Nun endlich sahen die Sowjets ihre große Chance zur Revanche. Die
forcierte Kollektivierung des Jahres 1932 schien ihnen das richtige
Instrument, die aufmüpfigen Ukrainer ein für allemal zu disziplinieren.
Der harte Winter 32/33 dauerte für die Ukraine außergewöhnlich lang.
Der Frühling kam zu spät. Die Bauern hatten bereits das aller bißchen
Korn verbraucht, das ihnen nach den Beschlagnahmungen geblieben war.
Hunger breitete sich aus. Scharen verzweifelter Frauen und Kinder
durchwühlten die abgeernteten Kartoffelfelder, um vielleicht irgendwo
einen vergessenen, wenngleich gefrorenen Erdapfel aufzustöbern.
Abgezehrte, zerzauste Männer vom Land, Axt und Schaufel über der
Schulter, irrten durch die Städte und fragten nach Arbeit - vergeblich.
Niemand wagte es, sie als Gärtner oder Straßenkehrer zu beschäftigen.
Ein neuer Erlaß untersagte dies ausdrücklich.
Auf den Dorffriedhöfen herrschte Dauerbetrieb. Man sah merkwürdige
Begräbniszüge: Kinder, die auf hausgezimmerten Handwagen die Leichen
ihrer Eltern brachten; Väter und Mütter, die ihre toten Kinder in den
eigenen Armen trugen. Särge gab es nicht. Den Dorfbewohnern standen
weder genügend Bretter, noch genügend Nägel oder gar Kräfte zur
Verfügung, um auch nur die primitivsten Behälter zu zimmern. Sie
schichteten die Verhungerten einfach in große Massengräber, Körper über
Körper.
Die Partei tat nichts zur Linderung der Not. Im Gegenteil, sie
erinnerte nachdrücklich an die vorgeschriebenen Ablieferungsquoten und
schickte 112ooo ihrer gehorsamsten Mitglieder zur lückenlosen Kontrolle
aufs Land.
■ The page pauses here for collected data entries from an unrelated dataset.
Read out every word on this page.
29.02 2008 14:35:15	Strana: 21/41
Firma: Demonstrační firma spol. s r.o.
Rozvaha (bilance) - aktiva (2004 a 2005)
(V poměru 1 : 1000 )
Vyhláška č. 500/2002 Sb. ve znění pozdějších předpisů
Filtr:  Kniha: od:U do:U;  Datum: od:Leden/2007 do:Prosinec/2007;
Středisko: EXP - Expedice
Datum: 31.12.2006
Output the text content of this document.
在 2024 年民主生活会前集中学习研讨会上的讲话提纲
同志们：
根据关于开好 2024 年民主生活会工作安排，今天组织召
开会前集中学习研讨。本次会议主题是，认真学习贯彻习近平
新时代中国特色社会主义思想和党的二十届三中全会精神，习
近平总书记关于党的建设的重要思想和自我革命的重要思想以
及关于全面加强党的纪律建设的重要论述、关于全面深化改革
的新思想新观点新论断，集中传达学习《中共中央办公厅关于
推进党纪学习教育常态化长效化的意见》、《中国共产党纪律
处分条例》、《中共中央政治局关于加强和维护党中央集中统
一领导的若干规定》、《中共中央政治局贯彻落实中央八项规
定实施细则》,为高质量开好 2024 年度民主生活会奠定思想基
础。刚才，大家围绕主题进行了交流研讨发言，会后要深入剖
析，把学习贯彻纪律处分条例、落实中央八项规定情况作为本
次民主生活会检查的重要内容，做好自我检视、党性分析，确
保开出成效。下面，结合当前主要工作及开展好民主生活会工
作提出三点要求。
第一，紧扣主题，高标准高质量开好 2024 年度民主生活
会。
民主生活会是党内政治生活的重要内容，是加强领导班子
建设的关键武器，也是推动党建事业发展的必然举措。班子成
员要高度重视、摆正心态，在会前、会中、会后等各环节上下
Diese "Genossen Totengräber", wie sie bald genannt wurden,
durchschnüffelten Haus um Haus nach verstecktem Getreide. Wer sich
wehrte, riskierte Prügel, Gefängnisstrafen oder gar die Verbannung ins
Konzentrationslager. Sobald die nächste Ernte langsam heranwuchs,
organisierten die Genossen einen sog. "Kommunistischen Selbstschutz"
zur Bewachung der Kolchos-Felder. Ausgrüstet mit Schrotflinten saßen
sie Tag und Nacht auf eigens errichteten Wachtürmen und schössen auf
jeden Dorfbewohner, der etwas vom halbreifen Korn in den Mund steckte.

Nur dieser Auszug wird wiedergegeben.